Leah Greenblatt at Entertainment Weekly talks more about how silly the whole story is, but gives it credit for being better than a certain superhero movie from earlier this year:
Director Gavin O'Connor (Warrior) seems to know at some level that it's all camp, though it's unclear where he picked up certain elements of his medical definition of autism, or why Wolff's military-officer dad decides that the best response to his son's diagnosis is to train him to be a sharpshooting, Muay Thai-kicking assassin — aside from the fact that it works out super well for the plot. The whole thing's ludicrous, down to the last loony twist, but it's also a lot more fun than Batman v Superman.
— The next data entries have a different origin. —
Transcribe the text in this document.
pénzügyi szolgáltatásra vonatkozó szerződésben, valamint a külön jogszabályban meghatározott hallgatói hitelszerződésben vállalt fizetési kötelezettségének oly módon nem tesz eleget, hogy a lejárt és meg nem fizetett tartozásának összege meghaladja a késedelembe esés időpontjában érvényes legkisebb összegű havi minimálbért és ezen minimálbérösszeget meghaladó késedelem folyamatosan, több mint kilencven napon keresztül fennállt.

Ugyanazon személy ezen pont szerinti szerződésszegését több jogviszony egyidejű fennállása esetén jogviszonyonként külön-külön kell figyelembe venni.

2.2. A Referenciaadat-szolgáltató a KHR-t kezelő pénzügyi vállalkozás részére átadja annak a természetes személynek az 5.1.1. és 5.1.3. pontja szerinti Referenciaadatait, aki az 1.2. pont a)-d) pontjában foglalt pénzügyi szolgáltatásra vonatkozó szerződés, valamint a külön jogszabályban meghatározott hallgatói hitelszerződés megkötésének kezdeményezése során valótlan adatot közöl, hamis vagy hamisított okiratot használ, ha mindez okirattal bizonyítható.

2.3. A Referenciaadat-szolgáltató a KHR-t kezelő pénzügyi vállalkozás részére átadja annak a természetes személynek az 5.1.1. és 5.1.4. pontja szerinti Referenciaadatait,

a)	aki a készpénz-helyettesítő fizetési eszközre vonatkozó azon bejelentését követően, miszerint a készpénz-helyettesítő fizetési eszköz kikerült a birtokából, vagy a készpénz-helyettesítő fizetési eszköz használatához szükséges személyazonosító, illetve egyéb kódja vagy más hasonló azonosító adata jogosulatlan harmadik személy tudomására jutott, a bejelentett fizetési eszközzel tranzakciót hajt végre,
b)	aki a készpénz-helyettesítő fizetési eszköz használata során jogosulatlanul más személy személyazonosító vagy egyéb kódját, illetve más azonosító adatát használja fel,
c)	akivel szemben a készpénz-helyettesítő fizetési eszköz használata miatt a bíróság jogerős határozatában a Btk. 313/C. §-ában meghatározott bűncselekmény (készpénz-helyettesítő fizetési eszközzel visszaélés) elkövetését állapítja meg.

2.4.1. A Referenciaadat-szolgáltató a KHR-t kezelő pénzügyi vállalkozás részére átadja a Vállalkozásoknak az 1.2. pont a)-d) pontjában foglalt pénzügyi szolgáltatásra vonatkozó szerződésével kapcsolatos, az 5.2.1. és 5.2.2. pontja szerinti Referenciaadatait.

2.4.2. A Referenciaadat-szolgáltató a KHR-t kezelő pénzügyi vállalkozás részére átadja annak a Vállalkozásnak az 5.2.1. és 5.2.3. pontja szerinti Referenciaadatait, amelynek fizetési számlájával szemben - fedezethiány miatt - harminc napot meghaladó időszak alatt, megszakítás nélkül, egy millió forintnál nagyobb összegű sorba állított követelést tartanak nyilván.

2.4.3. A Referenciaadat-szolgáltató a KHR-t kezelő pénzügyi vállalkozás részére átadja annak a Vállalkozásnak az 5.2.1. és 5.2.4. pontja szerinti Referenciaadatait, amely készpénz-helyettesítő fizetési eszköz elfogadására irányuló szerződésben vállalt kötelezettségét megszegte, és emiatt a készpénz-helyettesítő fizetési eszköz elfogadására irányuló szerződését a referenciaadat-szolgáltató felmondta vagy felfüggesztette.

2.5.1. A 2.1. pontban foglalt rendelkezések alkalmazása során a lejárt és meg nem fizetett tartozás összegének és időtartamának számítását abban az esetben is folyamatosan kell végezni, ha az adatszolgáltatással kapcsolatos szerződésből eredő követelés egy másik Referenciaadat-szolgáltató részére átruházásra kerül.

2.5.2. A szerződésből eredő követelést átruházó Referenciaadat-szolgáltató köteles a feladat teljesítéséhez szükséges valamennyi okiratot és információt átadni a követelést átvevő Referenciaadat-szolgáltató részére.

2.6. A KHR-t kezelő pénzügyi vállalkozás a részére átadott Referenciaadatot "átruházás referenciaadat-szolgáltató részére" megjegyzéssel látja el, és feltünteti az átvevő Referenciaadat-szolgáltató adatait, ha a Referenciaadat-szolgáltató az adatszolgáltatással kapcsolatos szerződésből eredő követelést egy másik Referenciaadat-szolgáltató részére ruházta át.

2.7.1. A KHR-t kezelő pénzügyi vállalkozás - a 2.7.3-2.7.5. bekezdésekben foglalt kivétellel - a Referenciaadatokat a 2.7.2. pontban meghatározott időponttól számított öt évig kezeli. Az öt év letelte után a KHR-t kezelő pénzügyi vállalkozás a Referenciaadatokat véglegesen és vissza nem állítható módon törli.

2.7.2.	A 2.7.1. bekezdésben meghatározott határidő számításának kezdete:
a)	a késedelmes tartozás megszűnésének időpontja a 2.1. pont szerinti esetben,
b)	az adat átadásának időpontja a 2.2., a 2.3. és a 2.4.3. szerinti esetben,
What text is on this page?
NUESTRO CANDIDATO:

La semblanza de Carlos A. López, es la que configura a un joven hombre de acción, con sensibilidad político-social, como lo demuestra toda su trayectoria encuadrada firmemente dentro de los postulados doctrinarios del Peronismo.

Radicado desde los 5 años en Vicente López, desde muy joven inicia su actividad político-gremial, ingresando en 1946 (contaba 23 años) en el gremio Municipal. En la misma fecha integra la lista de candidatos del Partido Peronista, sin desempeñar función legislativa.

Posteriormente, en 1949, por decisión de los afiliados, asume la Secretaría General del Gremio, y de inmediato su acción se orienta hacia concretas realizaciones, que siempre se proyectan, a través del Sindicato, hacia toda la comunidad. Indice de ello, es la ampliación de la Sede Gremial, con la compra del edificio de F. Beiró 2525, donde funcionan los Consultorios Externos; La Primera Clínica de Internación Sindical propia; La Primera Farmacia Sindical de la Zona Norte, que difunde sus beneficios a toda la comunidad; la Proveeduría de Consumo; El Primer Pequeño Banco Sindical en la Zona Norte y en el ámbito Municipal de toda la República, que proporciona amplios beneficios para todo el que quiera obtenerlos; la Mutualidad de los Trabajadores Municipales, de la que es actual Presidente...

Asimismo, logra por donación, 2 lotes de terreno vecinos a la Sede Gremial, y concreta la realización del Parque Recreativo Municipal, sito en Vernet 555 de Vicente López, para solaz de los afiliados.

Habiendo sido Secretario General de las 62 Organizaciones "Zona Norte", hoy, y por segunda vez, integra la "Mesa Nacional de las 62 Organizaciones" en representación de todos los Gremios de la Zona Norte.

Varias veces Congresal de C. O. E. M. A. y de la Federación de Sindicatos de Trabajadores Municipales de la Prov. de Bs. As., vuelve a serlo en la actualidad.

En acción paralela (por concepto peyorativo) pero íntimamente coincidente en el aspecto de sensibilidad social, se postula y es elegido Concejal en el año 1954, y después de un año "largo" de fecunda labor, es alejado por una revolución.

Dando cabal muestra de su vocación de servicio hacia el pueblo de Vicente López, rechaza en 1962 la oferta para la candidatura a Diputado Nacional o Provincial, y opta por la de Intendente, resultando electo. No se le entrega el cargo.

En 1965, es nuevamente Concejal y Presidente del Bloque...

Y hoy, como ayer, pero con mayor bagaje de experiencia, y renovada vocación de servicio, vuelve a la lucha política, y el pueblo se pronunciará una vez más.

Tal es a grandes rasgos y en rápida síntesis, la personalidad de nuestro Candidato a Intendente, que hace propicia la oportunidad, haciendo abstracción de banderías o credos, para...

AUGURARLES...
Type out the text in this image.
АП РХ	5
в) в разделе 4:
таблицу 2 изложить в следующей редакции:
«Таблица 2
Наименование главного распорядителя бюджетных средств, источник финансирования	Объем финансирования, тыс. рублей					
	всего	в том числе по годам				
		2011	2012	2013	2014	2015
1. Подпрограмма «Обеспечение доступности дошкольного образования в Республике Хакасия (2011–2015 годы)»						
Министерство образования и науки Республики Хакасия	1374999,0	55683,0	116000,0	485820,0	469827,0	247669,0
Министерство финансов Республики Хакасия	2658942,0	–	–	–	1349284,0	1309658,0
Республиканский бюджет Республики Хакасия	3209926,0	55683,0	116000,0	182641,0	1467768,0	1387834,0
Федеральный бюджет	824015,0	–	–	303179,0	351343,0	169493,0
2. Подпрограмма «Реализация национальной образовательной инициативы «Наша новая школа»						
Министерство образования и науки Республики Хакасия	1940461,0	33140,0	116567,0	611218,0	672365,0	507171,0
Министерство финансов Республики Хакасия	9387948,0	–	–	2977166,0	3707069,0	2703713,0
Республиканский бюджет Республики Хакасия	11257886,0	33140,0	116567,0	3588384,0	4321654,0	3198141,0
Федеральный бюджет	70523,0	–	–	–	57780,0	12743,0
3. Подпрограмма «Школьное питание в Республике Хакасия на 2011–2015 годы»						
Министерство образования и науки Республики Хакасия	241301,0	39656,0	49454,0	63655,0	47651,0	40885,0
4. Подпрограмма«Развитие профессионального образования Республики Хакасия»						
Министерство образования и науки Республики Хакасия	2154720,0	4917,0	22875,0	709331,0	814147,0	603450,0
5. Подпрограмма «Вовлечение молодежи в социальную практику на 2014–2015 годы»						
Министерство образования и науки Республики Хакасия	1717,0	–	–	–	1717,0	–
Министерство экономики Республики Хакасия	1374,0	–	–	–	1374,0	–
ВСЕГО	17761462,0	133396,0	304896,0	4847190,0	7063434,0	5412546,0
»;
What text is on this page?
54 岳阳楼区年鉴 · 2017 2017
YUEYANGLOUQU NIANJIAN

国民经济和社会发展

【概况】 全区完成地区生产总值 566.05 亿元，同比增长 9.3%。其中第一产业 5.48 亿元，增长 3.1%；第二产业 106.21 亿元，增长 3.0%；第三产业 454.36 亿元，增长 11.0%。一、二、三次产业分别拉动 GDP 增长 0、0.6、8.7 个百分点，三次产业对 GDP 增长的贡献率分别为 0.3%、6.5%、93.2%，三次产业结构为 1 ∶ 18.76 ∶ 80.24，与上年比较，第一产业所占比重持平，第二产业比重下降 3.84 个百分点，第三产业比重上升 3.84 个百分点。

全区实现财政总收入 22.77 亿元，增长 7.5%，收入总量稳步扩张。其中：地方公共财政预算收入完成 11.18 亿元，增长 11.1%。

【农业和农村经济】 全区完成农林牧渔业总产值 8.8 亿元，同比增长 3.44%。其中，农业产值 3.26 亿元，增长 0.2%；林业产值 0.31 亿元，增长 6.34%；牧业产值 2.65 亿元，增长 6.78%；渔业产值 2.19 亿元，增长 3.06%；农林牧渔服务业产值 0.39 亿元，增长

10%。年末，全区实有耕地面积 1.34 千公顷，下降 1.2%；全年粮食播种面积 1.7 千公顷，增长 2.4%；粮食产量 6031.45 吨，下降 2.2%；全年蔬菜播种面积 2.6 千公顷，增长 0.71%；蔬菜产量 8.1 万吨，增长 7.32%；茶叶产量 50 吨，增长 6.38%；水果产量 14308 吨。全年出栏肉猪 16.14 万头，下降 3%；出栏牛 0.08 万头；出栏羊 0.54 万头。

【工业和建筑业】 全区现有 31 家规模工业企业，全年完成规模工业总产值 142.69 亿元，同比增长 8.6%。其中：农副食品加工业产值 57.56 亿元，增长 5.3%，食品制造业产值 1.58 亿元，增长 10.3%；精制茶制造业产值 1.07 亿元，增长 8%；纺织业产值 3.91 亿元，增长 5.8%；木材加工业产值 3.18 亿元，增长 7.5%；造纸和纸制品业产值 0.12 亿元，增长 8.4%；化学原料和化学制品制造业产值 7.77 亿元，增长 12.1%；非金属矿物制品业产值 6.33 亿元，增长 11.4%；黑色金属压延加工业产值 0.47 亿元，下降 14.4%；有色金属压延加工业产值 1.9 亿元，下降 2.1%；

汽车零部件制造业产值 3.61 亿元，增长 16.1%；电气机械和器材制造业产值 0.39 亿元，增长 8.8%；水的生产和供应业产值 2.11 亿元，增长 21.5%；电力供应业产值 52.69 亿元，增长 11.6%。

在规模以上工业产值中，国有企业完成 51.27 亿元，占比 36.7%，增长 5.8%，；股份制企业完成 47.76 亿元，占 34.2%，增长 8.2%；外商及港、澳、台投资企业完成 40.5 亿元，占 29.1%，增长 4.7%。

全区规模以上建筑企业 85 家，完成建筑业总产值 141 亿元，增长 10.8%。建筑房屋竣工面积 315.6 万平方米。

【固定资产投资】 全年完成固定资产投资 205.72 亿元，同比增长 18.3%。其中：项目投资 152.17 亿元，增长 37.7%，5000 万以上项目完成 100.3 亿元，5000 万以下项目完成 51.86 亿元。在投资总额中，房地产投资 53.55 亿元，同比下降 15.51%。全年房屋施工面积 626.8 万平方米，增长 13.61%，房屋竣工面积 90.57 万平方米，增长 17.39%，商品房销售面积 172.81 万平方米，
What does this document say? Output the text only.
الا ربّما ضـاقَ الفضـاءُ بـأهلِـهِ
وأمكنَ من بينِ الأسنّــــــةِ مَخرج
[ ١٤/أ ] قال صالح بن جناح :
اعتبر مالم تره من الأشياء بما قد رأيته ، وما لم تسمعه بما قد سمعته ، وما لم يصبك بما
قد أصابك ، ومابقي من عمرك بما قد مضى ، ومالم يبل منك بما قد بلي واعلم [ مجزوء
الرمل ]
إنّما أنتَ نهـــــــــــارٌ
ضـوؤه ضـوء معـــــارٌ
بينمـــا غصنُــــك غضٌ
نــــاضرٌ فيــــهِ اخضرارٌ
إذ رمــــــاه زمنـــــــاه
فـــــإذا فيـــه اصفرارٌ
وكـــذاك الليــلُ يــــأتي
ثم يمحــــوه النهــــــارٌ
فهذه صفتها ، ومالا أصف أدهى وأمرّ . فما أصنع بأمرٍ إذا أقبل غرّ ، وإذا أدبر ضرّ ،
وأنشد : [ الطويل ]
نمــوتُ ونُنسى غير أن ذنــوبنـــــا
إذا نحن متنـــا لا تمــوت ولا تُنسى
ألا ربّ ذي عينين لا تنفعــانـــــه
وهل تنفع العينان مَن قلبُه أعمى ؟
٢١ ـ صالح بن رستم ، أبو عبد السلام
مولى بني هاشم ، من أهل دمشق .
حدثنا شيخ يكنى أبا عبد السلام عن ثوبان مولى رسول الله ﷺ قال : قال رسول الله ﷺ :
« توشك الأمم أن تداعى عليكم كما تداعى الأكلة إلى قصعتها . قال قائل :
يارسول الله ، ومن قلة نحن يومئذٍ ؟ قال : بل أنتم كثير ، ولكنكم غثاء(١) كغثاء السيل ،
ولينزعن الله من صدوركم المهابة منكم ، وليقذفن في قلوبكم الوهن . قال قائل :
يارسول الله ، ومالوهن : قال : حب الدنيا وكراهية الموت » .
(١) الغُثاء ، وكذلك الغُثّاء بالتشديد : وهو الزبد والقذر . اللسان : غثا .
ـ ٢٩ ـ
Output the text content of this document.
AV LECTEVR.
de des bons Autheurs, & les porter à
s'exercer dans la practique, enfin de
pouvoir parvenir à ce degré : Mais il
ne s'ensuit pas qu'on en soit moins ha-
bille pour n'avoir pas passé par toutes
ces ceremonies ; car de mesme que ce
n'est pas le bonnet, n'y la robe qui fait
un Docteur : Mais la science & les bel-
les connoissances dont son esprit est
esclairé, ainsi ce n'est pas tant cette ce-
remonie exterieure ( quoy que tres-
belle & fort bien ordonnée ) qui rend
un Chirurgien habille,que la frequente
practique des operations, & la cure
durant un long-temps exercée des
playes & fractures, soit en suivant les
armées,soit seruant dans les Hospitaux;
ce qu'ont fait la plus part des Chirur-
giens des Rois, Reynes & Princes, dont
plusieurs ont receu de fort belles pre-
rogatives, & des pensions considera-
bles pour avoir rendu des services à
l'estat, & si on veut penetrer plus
Finally, Nick Schager at The Playlist has some harsh criticism for the movie that also sounds like indirect praise as well:
"I like incongruities," says Christian Wolff (Ben Affleck) to fellow number-cruncher Dana Cummings (Anna Kendrick) in "The Accountant," and so too does his film, whose abject cartoonishness is wholly out of whack with its air of self-seriousness. The story of an autistic accountant who earns a living as a Robin Hood-ish financial advisor by day and a highly trained lethal assassin by night, Gavin O'Connor's action saga operates from an absurd premise and yet is so gravely earnest – and so oblivious to its own silliness – that it comes across as a big-budget work of unintentional comedy. Think of it as "Rain Man"/"A Beautiful Mind" by way of "John Wick," except far dourer, and less delirious, than that description implies.
***
The comparisons to Batman appear to come not only from the fact that Ben Affleck is in the lead role, but also because of how the lead character comes to be in the dangerous line of work we find him. At the very least, despite how ludicrous this story sounds, audiences will likely find some great action and an entertaining movie in theaters this weekend with some praiseworthy performances from the entire cast.
The Accountant is in theaters everywhere on October 14.